Garry Sobers Biography
He was a freak of nature, the likes of whom the world has never been seen before or since.
Ray Robinson called him “evolution’s ultimate specimen of cricketers.” CLR James, known for his emancipation-linked hyperboles, went further, marking him “the living embodiment of centuries of tortured history… a West Indian cricketer, not merely a cricketer from the West Indies.”
Superlatives tripped liberally from tongues and pen of even the most prosaic and conservative chroniclers of the game, especially during the two decades when Garry Sobers reigned supreme. His giant shadow stretched across every department of the game, his mastery lending sparkle to every specialisation ever eked out of cricket — bar wicket-keeping, perhaps because he was never asked to constrain his versatility in big gloves.

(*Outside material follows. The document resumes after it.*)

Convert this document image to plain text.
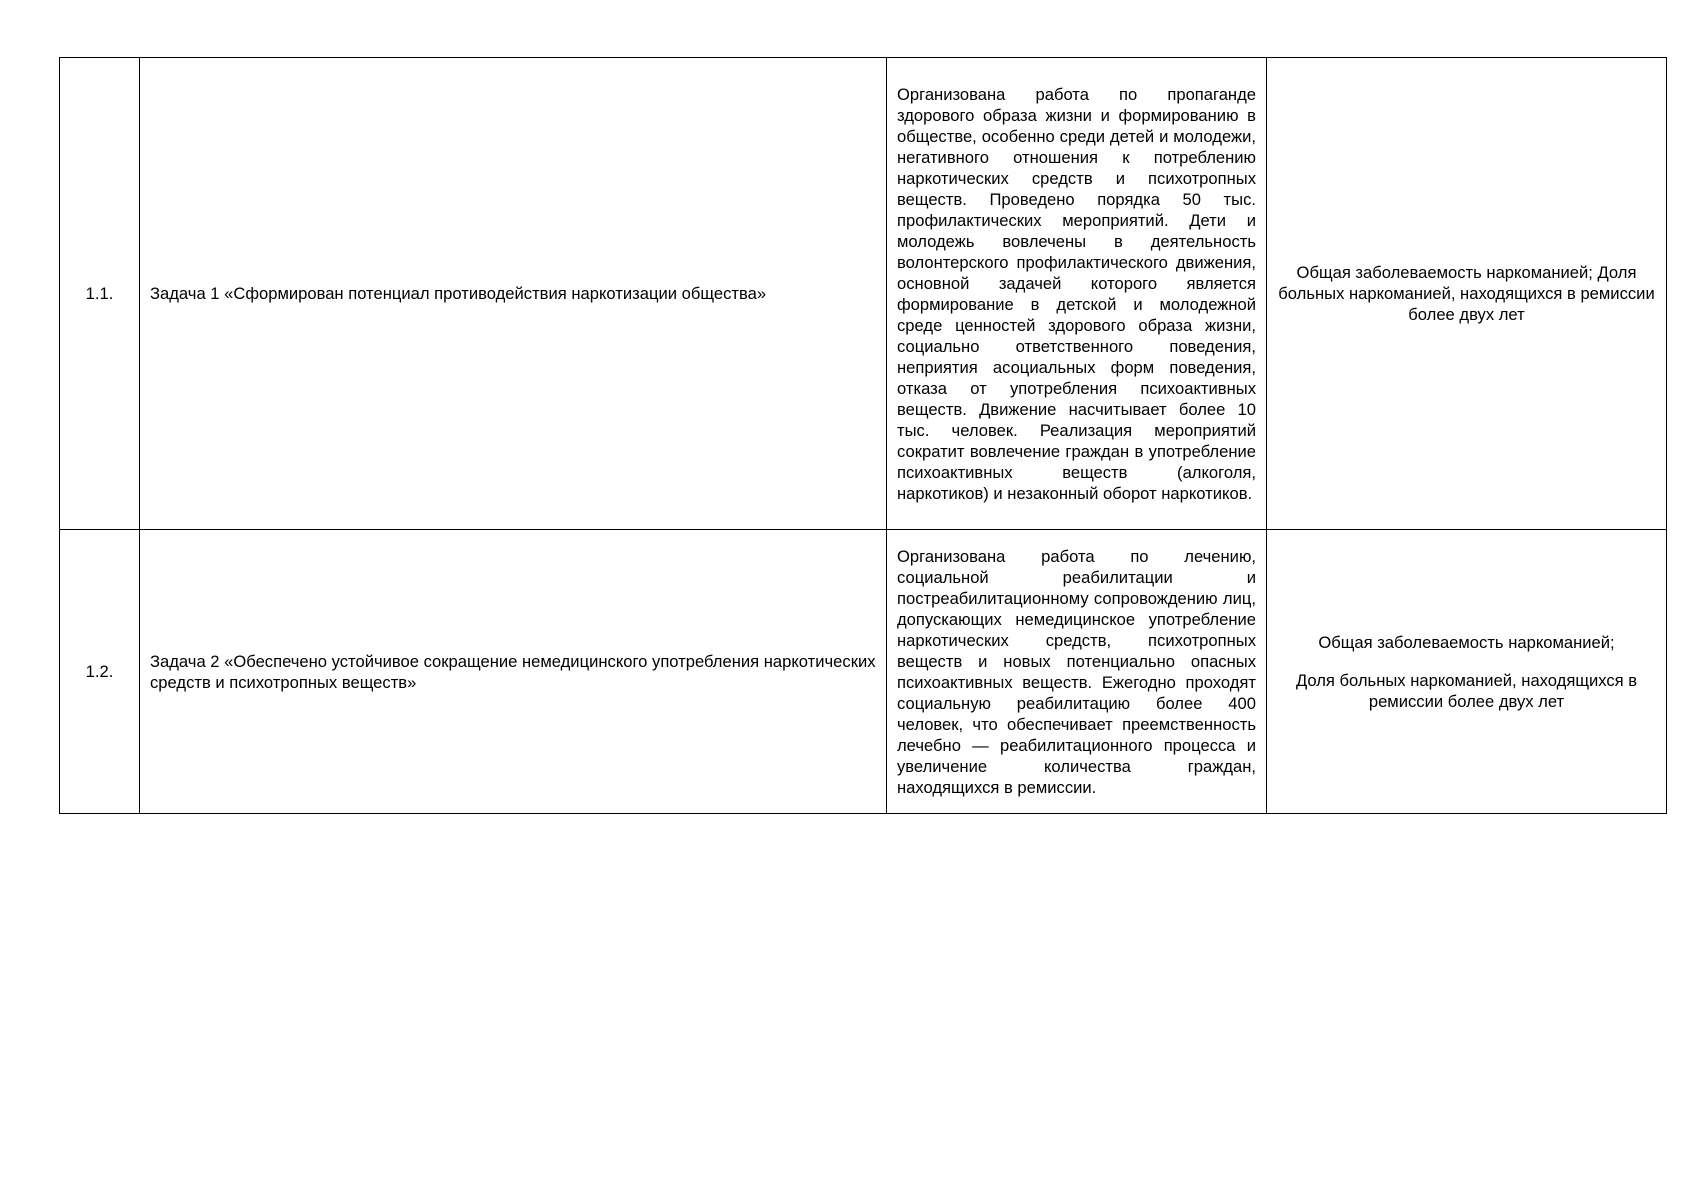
1.1.	Задача 1 «Сформирован потенциал противодействия наркотизации общества»	Организована работа по пропаганде здорового образа жизни и формированию в обществе, особенно среди детей и молодежи, негативного отношения к потреблению наркотических средств и психотропных веществ. Проведено порядка 50 тыс. профилактических мероприятий. Дети и молодежь вовлечены в деятельность волонтерского профилактического движения, основной задачей которого является формирование в детской и молодежной среде ценностей здорового образа жизни, социально ответственного поведения, неприятия асоциальных форм поведения, отказа от употребления психоактивных веществ. Движение насчитывает более 10 тыс. человек. Реализация мероприятий сократит вовлечение граждан в употребление психоактивных веществ (алкоголя, наркотиков) и незаконный оборот наркотиков.	Общая заболеваемость наркоманией; Доля больных наркоманией, находящихся в ремиссии более двух лет
1.2.	Задача 2 «Обеспечено устойчивое сокращение немедицинского употребления наркотических средств и психотропных веществ»	Организована работа по лечению, социальной реабилитации и постреабилитационному сопровождению лиц, допускающих немедицинское употребление наркотических средств, психотропных веществ и новых потенциально опасных психоактивных веществ. Ежегодно проходят социальную реабилитацию более 400 человек, что обеспечивает преемственность лечебно — реабилитационного процесса и увеличение количества граждан, находящихся в ремиссии.	Общая заболеваемость наркоманией;
Доля больных наркоманией, находящихся в ремиссии более двух лет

As a batsman he was undoubtedly the best in the world in his times, certainly the most sublime attacking stroke-player, and till this day stands as one of the most supreme wielders of the willow across the entire history of the game. As a bowler, there have been many better, but none as versatile. He could take the new ball, run in quick and make it dart about. When the ball was older, he could spin it in time honoured orthodox manner. Or he could resort to turning it from the back of his hand, sharply and in both ways. And as a fielder, he could pouch half-chances in the slip, and at leg-slip grab even those which did not register as any fraction of a chance at all. If, for the sake of variety he was placed in the covers, he could chase like a greyhound and pick up and throw in one action, searing, flat and accurate. He was undoubtedly the greatest all-round fielder of the era, perhaps of all-time.

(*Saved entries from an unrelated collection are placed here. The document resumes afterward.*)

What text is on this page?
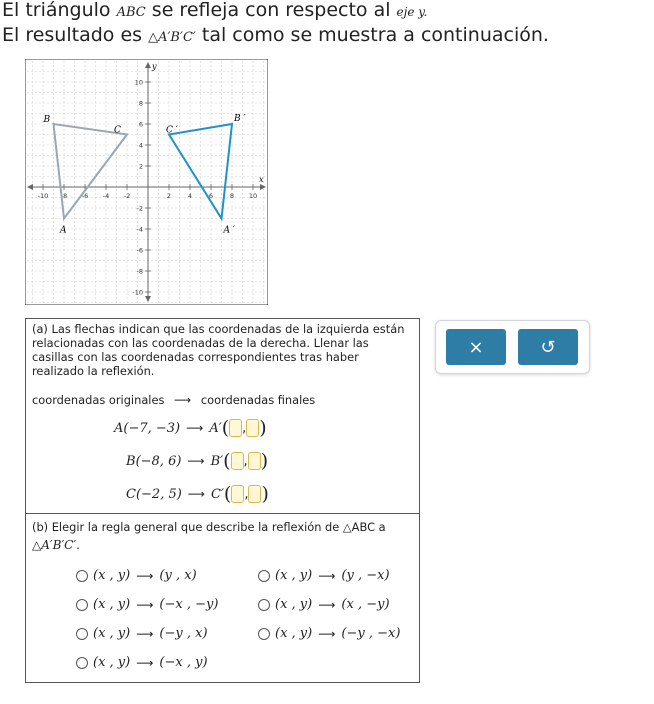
El triángulo ABC se refleja con respecto al eje y.
El resultado es △A′B′C′ tal como se muestra a continuación.
-10 -8 -6 -4 -2	2	4	6	8 10
10
8
6
4
2
-2
-4
-6
-8
-10
y
x
A
B
C
A ′
B ′
C ′
(a) Las flechas indican que las coordenadas de la izquierda están
relacionadas con las coordenadas de la derecha. Llenar las
casillas con las coordenadas correspondientes tras haber
realizado la reflexión.
coordenadas originales ⟶ coordenadas finales
A (−7, −3) ⟶ A′ ( , )
B (−8, 6) ⟶ B′ ( , )
C (−2, 5) ⟶ C′ ( , )
(b) Elegir la regla general que describe la reflexión de △ABC a
△A′B′C′.
(x , y) ⟶ (y , x)	(x , y) ⟶ (y , −x)
(x , y) ⟶ (−x , −y)	(x , y) ⟶ (x , −y)
(x , y) ⟶ (−y , x)	(x , y) ⟶ (−y , −x)
(x , y) ⟶ (−x , y)
×	↺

The king that he was on the field, he was a reluctant leader. Sobers the night-owl was never one for discipline or curfew, and he was not going to impose it on his team. Moreover he had no time for inter-island politics — so abundant in West Indies cricket. He could spend the night in a bar and walk out to score Test hundreds, but this was not the ideal approach for leadership. He was a canny captain, but his sometimes curious attitude and decisions led to criticism, and at least once an infamous defeat.
When he ended his career, he was the highest run-getter in Test cricket, with the highest individual score in an innings. From the 365 not out which was his first ever Test century to the 254 against Rest of The World which left Dennis Lillee gaping with admiration, interspersed with the six sixes in an over off Maloclm Nash, he was a batsman who comes once in several life times. However, he also finished as the second-highest wicket taker for West Indies and third in the world on the table of catches held by non-wicketkeepers.